At my current assignment we are processing files coming from an online system to be inserted into our database (kind of a data warehouse). This is done using external tables and a scheduled job. The job just checks if there is a file available and will process this. The trouble is that the files might not make it to our database, for various reasons.
I want to be able to check if all the files have been processed and no file has gone missing. After processing a file, its name gets logged into a table so I can check this at a later time. Of course, I don’t want to eyeball the list to see if all the files have been processed.
I have been playing around with some queries to find out the gaps. A couple of things to know in advance.
The files are named using a timestamp (‘YYYYMMDDHH24MI’)
The files are always 5 minutes apart from each other.
Let’s first create a test table:
rem create the testdata table create table testdata ( filename varchar2(4000) ) /
Then I create some testdata. Using the DBMS_RANDOM.VALUE function I determine which records should be inserted.
rem fill the testdata table begin for d in 10 .. 15 loop -- create 5 days of test data for hr in 0 .. 23 loop -- for every hour of the day for mn in 0 .. 59 loop -- for every second of the hour if mod(mn, 5) = 0 then -- only if it's a 5 minute value if trunc(dbms_random.value * 10) <> 4 then -- and our randomizer doesn't end up being 4 (create random gaps) insert into testdata (filename) values ('201907' || trim(to_char(d, '09')) || trim(to_char(hr, '09')) || trim(to_char(mn, '09')) || '.tst'); end if; end if; end loop; end loop; end loop; commit; end; /
My first attempt at this query was to find all the gaps between to filenames which weren’t 5 minutes apart. So I started creating the query. Using subquery factoring I can show the steps I took.
Since the table consists of filenames and not dates (or timestamps) I needed to get the date portion of the file first:
select to_timestamp(substr(filename, 1, 12), 'YYYYMMDDHH24MISS') filedate from testdata order by 1
Using this set of data I can create the next step in the query, that is determining the preceding and the following date for each date and while we’re at it, determine the gap before and after:
with filenames as (select to_timestamp(substr(filename, 1, 12), 'YYYYMMDDHH24MISS') filedate from testdata order by 1) select lag(filedate) over(order by filedate) previousfiledate ,filedate ,lead(filedate) over(order by filedate) nextfiledate ,(filedate - lag(filedate) over(order by filedate)) gapbefore ,(lead(filedate) over(order by filedate) - filedate) gapafter from filenames
Wrapping this set of data into yet another factored subquery, I can remove all the rows that have a gap of exactly 5 minutes.
with filenames as (select to_timestamp(substr(filename, 1, 12), 'YYYYMMDDHH24MISS') filedate from testdata order by 1), gaps as (select lag(filedate) over(order by filedate) previousfiledate ,filedate ,lead(filedate) over(order by filedate) nextfiledate ,(filedate - lag(filedate) over(order by filedate)) gapbefore ,(lead(filedate) over(order by filedate) - filedate) gapafter from filenames) select * from gaps where 1 = 1 and (gapafter <> to_dsinterval('0 00:05:00')) or (gapbefore <> to_dsinterval('0 00:05:00'))
After I got the results for this query it made me wonder: This query shows me where the gaps in the data are, but it doesn’t tell me exactly which file or files are missing.
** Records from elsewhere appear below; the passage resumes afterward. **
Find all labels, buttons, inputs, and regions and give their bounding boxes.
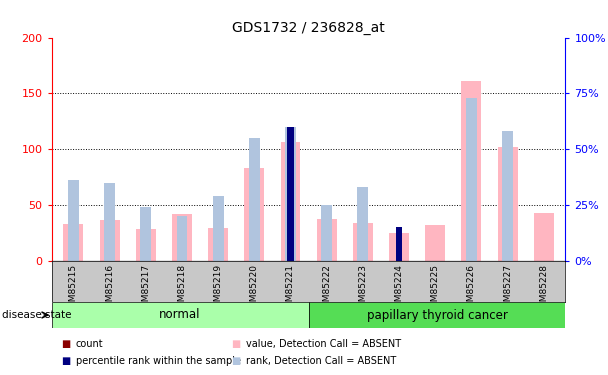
Bar bbox=[353, 223, 373, 261]
Bar bbox=[68, 180, 79, 261]
Text: GSM85221: GSM85221 bbox=[286, 264, 295, 313]
Bar bbox=[502, 131, 513, 261]
Bar bbox=[52, 302, 308, 328]
Text: GSM85219: GSM85219 bbox=[213, 264, 223, 313]
Bar bbox=[140, 207, 151, 261]
Bar bbox=[396, 235, 402, 261]
Text: GSM85224: GSM85224 bbox=[395, 264, 404, 313]
Text: percentile rank within the sample: percentile rank within the sample bbox=[76, 356, 241, 366]
Text: GSM85220: GSM85220 bbox=[250, 264, 259, 313]
Text: count: count bbox=[76, 339, 103, 349]
Bar bbox=[104, 183, 115, 261]
Bar bbox=[321, 205, 332, 261]
Text: GSM85227: GSM85227 bbox=[503, 264, 512, 313]
Text: GSM85218: GSM85218 bbox=[178, 264, 187, 313]
Text: ■: ■ bbox=[61, 356, 70, 366]
Bar bbox=[461, 81, 482, 261]
Bar bbox=[100, 220, 120, 261]
Bar bbox=[308, 302, 565, 328]
Bar bbox=[389, 233, 409, 261]
Text: GSM85216: GSM85216 bbox=[105, 264, 114, 313]
Title: GDS1732 / 236828_at: GDS1732 / 236828_at bbox=[232, 21, 385, 35]
Text: normal: normal bbox=[159, 309, 201, 321]
Bar bbox=[466, 98, 477, 261]
Bar bbox=[213, 196, 224, 261]
Bar bbox=[249, 138, 260, 261]
Bar bbox=[136, 230, 156, 261]
Bar bbox=[287, 144, 294, 261]
Bar bbox=[176, 216, 187, 261]
Text: GSM85215: GSM85215 bbox=[69, 264, 78, 313]
Text: papillary thyroid cancer: papillary thyroid cancer bbox=[367, 309, 508, 321]
Text: GSM85222: GSM85222 bbox=[322, 264, 331, 313]
Text: GSM85228: GSM85228 bbox=[539, 264, 548, 313]
Text: GSM85226: GSM85226 bbox=[467, 264, 476, 313]
Text: rank, Detection Call = ABSENT: rank, Detection Call = ABSENT bbox=[246, 356, 396, 366]
Text: ■: ■ bbox=[231, 339, 240, 349]
Bar bbox=[317, 219, 337, 261]
Text: ■: ■ bbox=[231, 356, 240, 366]
Bar bbox=[358, 187, 368, 261]
Text: GSM85225: GSM85225 bbox=[430, 264, 440, 313]
Bar bbox=[172, 214, 192, 261]
Bar bbox=[534, 213, 554, 261]
Text: GSM85223: GSM85223 bbox=[358, 264, 367, 313]
Bar bbox=[63, 224, 83, 261]
Bar bbox=[208, 228, 228, 261]
Bar bbox=[287, 127, 294, 261]
Bar bbox=[396, 227, 402, 261]
Bar bbox=[425, 225, 445, 261]
Bar bbox=[497, 147, 517, 261]
Bar bbox=[280, 142, 300, 261]
Text: value, Detection Call = ABSENT: value, Detection Call = ABSENT bbox=[246, 339, 401, 349]
Bar bbox=[285, 127, 296, 261]
Bar bbox=[244, 168, 264, 261]
Text: disease state: disease state bbox=[2, 310, 71, 320]
Text: ■: ■ bbox=[61, 339, 70, 349]
Text: GSM85217: GSM85217 bbox=[141, 264, 150, 313]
I still have to figure that out myself. It also shows every gap twice, once after one file and once before the next file. There has got to be a better way to find and fill up the gaps. What if I could just generate all the filenames that should be there and then subtract the filenames that have been recorded.
First I need to create a list of all the possible filenames that exist between the first and last recorded filename. I know about a feature called recursive subquery factoring, but I never used it before. Luckily Tim Hall has created a nice post on this subject.
with /* * First determine all the possible dates between the first and the last recorded file * Using recursive subquery * Thanks to Tim Hall for https://oracle-base.com/articles/11g/recursive-subquery-factoring-11gr2 */ possibledates(thedate) as ( -- Anchor member select min(to_timestamp(substr(filename, 1, 12), 'YYYYMMDDHH24MI')) thedate from testdata union all -- Recursive member select thedate + to_dsinterval('0 00:05:00') thedate from possibledates where thedate < (select max(to_timestamp(substr(filename, 1, 12), 'YYYYMMDDHH24MI')) from testdata)), /* * Then determing the filenames from these dates */ possiblefilenames as (select to_char(thedate, 'YYYYMMDDHH24MI') || '.tst' filename from possibledates) /* * Using a simple minus operation, determine which filenames are missing */ select filename from possiblefilenames minus select filename from testdata
Not only is this query very fast, it also takes away the problem for me to eye-ball the data to find the missing files. It just shows which files are actually missing.